We also found that the incidence was particularly high during the first 6 months of follow-up, but the risk of pulmonary tuberculosis remained to persist even after 6 months. According the above discussion, we suggest that periodic screening for pulmonary tuberculosis is an important strategy among patients with head and neck cancer in Taiwan, particularly during the first 6 months of follow-up and those comorbid with any comorbidity.

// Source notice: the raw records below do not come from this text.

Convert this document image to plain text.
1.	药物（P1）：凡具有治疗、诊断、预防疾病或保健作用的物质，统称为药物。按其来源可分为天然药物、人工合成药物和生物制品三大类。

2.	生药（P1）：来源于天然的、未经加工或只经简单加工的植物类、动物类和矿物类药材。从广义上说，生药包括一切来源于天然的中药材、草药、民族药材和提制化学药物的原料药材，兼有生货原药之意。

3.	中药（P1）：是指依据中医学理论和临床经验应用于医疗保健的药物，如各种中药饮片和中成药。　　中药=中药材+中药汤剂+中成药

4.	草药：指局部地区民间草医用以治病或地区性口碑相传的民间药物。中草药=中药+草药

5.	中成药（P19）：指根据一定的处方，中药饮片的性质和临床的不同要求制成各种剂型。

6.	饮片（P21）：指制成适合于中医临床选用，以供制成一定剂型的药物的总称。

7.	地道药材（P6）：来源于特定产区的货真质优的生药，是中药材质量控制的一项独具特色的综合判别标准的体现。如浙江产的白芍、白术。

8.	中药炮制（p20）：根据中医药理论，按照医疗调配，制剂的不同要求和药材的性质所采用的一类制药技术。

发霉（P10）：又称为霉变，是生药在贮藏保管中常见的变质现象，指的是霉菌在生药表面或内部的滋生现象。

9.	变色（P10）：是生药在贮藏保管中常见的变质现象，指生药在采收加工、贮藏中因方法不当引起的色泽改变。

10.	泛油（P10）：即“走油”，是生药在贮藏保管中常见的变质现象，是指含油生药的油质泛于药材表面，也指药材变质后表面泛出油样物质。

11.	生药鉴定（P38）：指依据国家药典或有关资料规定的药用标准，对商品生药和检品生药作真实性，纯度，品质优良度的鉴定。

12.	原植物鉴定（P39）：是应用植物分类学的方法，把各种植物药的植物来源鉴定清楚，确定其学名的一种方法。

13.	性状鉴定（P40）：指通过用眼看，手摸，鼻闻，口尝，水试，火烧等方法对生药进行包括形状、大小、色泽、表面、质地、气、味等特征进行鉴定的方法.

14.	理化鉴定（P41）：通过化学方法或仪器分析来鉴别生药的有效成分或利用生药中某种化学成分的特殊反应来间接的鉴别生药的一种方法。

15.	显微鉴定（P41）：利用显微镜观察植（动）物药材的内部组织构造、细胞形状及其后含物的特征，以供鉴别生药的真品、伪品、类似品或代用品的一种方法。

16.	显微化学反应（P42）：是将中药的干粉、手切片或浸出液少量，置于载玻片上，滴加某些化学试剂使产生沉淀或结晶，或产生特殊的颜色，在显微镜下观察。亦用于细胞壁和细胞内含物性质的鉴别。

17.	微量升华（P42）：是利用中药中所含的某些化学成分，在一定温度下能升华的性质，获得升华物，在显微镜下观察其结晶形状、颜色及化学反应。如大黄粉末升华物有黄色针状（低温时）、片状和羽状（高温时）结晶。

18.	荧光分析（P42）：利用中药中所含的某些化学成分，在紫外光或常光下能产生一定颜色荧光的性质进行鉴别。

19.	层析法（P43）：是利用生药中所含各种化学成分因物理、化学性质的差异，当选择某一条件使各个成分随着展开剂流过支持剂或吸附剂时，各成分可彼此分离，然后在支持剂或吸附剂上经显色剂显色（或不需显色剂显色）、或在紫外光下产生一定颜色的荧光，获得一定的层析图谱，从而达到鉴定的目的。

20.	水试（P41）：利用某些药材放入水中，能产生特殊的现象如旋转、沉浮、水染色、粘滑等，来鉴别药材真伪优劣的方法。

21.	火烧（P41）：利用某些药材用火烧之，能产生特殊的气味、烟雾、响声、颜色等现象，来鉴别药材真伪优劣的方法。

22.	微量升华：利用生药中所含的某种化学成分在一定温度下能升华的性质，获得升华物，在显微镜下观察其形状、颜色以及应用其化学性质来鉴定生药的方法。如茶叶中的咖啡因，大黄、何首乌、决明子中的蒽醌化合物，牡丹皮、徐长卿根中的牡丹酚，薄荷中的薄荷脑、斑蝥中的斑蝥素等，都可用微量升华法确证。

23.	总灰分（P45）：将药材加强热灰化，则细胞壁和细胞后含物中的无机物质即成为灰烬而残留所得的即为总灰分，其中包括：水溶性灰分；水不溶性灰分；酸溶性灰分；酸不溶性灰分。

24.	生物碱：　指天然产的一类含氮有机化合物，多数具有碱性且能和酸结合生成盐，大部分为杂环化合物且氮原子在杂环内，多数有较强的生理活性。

Although the underlying mechanisms of the association between pulmonary tuberculosis and head and neck cancer cannot be completely elucidated in an observational study, we summarize the recent literature as follows. First, Pressoir et al reported that 30.9% of cancer patients had malnutrition.[ In the meanwhile, malnutrition may potentially contribute to tuberculosis.[ Therefore, cancer-related malnutrition substantially causes cancer patients to be more susceptible to pulmonary tuberculosis. Second, immune defects caused by the underlying cancer itself or by treatment-related factors including anticancer chemotherapy and radiation therapy may also increase the host's susceptibility to pulmonary tuberculosis.[ That can partially explain why the adjusted HR of pulmonary tuberculosis was high for patients with head and neck cancer and receiving anticancer chemotherapy or radiation therapy (adjusted HR 3.73; Table 5).

Limitation

The study has several limitations. First, due to the inherent limitation of the database, some risk factors for head and neck cancer, including alcohol consumption, cigarette smoking, and betel quid chewing,[ were not recorded. However, we included alcohol-related disease and chronic obstructive pulmonary disease for adjustment, but the limitation related to betel quid chewing cannot be overcome. Second, due to the same limitation, there were not images or reports of chest x-ray. We were unable to determine whether patients had a reactivation of latent tuberculosis or a new infection of tuberculosis, but we think that a new diagnosis of pulmonary tuberculosis usually means that treatment is needed. This point has been mentioned in section of major outcome. Third, although the adjusted HR of pulmonary tuberculosis was 1.26 for subjects with head and neck cancer alone and without receiving anticancer chemotherapy and radiation therapy, it did not reach statistic significance (95% CI, 0.62–2.58). Somebody may think that anti-cancer chemotherapy and radiation therapy, not head and neck cancer itself, has the link with pulmonary tuberculosis. To the contrary, we think that it is due to the event number too small to reach statistic significance (only 8 events of pulmonary tuberculosis in the sub-group, Table 5). Fourth, head and neck cancer includes cancer from oral cavity, lip, oropharynx, nasopharynx, or hypopharynx. Subgroup analysis is required for these specific diseases, and then their specific contribution to pulmonary tuberculosis can be evaluated. Due to the outcome number being not large enough, we were unable to make such an analysis. However, it indicates a further direction for this issue.

Strength

The strength of the study is that it contained a large number of cancer patients and comparison subjects to increase its statistical power. Although cancer has been known as a risk factor for tuberculosis, yet little research focuses on the association between pulmonary tuberculosis and head and neck cancer alone. Even though not a novel topic, this study confirms that patients with head and neck cancer have a higher risk of pulmonary tuberculosis than patients without any cancer.

Conclusions

We conclude that the incidence of pulmonary tuberculosis is higher in patients with head and neck cancer in Taiwan, compared with the general population. The incidence is particularly high during the first 6 months of follow-up. Head and neck cancer is significantly associated with 2.90-fold increased hazard of pulmonary tuberculosis. Even in the absence of comorbidities, the risk of pulmonary tuberculosis still exists in patients with head and neck cancer alone.